Transition_dtype = np.dtype(

    [('timestep', np.int32), ('state', np.uint8, (84, 84)), ('action', np.int32), ('reward', np.float32),

     ('nonterminal', np.bool_)])

blank_trans = (0, np.zeros((84, 84), dtype=np.uint8), 0, 0.0, False)

# Segment tree data structure where parent node values are sum/max of children node values

class SegmentTree():

    def __init__(self, size):

        self.index = 0

        self.size = size

        self.full = False  # Used to track actual capacity

        self.tree_start = 2 ** (size - 1).bit_length() - 1  # Put all used node leaves on last tree level

        self.sum_tree = np.zeros((self.tree_start + self.size,), dtype=np.float32)

        self.data = np.array([blank_trans] * size, dtype=Transition_dtype)  # Build structured array

        self.max = 1  # Initial max value to return (1 = 1^ω)

    # Updates nodes values from current tree

    def _update_nodes(self, indices):

        children_indices = indices * 2 + np.expand_dims([1, 2], axis=1)

        self.sum_tree[indices] = np.sum(self.sum_tree[children_indices], axis=0)

    # Propagates changes up tree given tree indices

    def _propagate(self, indices):

        parents = (indices - 1) // 2

        unique_parents = np.unique(parents)

        self._update_nodes(unique_parents)

        if parents[0] != 0:

            self._propagate(parents)

    # Updates values given tree indices

    def update(self, indices, values):

        self.sum_tree[indices] = values  # Set new values

        self._propagate(indices)  # Propagate values

        current_max_value = np.max(values)

        self.max = max(current_max_value, self.max)

    # Propagates single value up tree given a tree index for efficiency

    def _propagate_index(self, index):

        parent = (index - 1) // 2

        left, right = 2 * parent + 1, 2 * parent + 2

        self.sum_tree[parent] = self.sum_tree[left] + self.sum_tree[right]

        if parent != 0:

            self._propagate_index(parent)

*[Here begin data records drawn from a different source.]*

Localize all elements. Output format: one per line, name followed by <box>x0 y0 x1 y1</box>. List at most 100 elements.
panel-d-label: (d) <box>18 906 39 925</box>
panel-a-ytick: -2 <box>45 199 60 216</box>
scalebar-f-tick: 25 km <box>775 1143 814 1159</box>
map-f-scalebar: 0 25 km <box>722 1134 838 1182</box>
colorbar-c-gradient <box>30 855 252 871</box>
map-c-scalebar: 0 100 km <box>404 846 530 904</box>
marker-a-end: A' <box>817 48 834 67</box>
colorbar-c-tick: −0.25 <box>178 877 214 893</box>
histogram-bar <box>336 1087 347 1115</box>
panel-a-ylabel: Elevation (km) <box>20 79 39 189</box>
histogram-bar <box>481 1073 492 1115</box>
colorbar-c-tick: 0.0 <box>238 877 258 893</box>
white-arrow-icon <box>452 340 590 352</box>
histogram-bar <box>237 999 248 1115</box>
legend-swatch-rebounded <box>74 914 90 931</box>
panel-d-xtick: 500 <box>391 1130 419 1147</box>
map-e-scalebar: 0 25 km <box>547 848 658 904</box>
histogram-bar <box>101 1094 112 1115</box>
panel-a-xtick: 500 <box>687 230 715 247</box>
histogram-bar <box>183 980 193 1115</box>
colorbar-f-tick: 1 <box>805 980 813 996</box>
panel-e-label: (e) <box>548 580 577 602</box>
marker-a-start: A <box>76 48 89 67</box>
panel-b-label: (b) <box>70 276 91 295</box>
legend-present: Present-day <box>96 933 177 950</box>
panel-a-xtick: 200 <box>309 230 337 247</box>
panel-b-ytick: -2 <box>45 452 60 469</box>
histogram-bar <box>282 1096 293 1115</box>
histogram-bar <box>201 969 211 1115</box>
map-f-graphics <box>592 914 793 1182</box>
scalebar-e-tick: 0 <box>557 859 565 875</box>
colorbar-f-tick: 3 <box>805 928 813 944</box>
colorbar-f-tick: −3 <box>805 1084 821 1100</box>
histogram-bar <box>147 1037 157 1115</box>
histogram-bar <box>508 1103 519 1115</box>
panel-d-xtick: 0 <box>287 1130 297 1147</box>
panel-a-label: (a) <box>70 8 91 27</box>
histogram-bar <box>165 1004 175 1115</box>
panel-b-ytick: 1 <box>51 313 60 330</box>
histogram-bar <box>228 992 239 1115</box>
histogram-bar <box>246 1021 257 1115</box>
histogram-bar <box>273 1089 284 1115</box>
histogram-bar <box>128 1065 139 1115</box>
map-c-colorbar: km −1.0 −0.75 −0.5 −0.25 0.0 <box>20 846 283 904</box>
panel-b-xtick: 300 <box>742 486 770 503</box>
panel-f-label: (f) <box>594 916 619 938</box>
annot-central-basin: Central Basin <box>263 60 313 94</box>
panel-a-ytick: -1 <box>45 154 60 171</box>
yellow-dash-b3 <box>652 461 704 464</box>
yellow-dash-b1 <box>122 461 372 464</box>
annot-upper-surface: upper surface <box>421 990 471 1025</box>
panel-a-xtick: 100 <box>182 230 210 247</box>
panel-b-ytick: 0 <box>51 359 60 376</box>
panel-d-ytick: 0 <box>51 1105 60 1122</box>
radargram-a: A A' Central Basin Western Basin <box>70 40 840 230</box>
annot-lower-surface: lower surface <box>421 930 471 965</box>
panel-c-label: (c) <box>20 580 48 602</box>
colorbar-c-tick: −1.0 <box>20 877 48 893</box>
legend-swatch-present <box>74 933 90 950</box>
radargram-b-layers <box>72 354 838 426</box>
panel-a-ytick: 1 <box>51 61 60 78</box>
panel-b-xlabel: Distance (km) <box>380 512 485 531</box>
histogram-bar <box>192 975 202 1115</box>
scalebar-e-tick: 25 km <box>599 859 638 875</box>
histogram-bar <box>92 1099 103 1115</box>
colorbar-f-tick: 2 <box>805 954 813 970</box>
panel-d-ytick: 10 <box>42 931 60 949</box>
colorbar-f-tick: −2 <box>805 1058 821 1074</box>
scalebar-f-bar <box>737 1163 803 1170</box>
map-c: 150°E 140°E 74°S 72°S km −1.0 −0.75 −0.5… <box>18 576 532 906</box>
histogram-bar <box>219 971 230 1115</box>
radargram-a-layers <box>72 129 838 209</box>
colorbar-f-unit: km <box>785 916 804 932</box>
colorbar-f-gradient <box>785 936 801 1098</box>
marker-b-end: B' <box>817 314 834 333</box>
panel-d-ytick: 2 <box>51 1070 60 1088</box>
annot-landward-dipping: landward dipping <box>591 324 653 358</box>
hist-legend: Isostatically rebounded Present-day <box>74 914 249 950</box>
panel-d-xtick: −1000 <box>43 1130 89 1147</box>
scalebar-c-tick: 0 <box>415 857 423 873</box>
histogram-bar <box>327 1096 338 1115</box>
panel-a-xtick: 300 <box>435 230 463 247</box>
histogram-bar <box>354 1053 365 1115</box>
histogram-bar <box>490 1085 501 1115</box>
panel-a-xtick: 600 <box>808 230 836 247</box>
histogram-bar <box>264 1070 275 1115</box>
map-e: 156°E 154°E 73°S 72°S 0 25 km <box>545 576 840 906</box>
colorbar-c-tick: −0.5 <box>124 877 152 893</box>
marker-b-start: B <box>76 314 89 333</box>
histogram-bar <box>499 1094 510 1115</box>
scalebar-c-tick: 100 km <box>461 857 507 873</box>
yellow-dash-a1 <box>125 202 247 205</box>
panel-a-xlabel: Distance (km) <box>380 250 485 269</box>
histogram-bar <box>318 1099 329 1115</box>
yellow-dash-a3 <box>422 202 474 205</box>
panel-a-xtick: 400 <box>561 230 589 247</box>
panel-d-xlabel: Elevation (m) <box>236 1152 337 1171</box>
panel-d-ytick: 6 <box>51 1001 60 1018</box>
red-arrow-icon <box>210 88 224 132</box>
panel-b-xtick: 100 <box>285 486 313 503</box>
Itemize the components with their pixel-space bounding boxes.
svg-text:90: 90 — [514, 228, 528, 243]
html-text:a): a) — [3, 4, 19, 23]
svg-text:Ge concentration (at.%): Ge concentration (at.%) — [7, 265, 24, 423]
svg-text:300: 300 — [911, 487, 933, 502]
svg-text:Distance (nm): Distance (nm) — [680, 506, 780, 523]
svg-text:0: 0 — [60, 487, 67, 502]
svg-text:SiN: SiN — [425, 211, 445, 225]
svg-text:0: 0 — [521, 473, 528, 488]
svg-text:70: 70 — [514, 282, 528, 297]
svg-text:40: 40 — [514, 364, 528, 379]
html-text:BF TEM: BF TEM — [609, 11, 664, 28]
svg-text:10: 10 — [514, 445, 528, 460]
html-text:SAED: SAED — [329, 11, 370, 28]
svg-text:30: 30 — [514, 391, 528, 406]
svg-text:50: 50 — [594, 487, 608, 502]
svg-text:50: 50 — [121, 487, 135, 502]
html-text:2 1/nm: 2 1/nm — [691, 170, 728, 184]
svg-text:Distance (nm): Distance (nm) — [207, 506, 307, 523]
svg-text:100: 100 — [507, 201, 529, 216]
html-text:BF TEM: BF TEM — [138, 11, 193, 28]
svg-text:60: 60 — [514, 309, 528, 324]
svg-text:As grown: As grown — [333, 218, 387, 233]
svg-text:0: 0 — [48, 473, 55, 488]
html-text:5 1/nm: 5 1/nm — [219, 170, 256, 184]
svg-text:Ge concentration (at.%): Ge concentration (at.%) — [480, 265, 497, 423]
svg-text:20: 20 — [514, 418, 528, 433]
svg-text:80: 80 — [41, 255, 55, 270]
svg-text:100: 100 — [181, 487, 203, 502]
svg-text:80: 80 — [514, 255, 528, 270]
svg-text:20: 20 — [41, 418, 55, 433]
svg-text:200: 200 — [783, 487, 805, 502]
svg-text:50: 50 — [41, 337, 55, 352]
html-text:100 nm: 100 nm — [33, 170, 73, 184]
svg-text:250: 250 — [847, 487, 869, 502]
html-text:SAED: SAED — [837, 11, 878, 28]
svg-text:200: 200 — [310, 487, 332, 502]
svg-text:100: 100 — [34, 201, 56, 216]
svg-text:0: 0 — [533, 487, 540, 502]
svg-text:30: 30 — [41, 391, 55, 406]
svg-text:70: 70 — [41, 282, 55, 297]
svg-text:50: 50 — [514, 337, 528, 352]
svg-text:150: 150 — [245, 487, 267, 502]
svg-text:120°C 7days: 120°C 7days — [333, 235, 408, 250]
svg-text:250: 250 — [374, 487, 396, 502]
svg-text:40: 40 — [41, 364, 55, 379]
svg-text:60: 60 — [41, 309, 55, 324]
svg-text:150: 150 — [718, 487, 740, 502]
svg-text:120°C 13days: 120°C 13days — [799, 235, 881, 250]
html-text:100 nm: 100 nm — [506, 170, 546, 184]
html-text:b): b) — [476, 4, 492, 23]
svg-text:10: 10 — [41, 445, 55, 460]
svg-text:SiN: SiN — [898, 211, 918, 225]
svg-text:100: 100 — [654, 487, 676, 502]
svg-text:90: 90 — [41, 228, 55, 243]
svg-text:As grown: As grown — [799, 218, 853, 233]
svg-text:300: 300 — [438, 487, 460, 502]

    # Updates single value given a tree index for efficiency

    def _update_index(self, index, value):

        self.sum_tree[index] = value  # Set new value

        self._propagate_index(index)  # Propagate value

        self.max = max(value, self.max)

    def append(self, data, value):

        self.data[self.index] = data  # Store data in underlying data structure

        self._update_index(self.index + self.tree_start, value)  # Update tree

        self.index = (self.index + 1) % self.size  # Update index

        self.full = self.full or self.index == 0  # Save when capacity reached

        self.max = max(value, self.max)

    # Searches for the location of values in sum tree

    def _retrieve(self, indices, values):

        children_indices = (indices * 2 + np.expand_dims([1, 2], axis=1))  # Make matrix of children indices

        # If indices correspond to leaf nodes, return them

        if children_indices[0, 0] >= self.sum_tree.shape[0]:

            return indices

        # If children indices correspond to leaf nodes, bound rare outliers in case total slightly overshoots

        elif children_indices[0, 0] >= self.tree_start:

            children_indices = np.minimum(children_indices, self.sum_tree.shape[0] - 1)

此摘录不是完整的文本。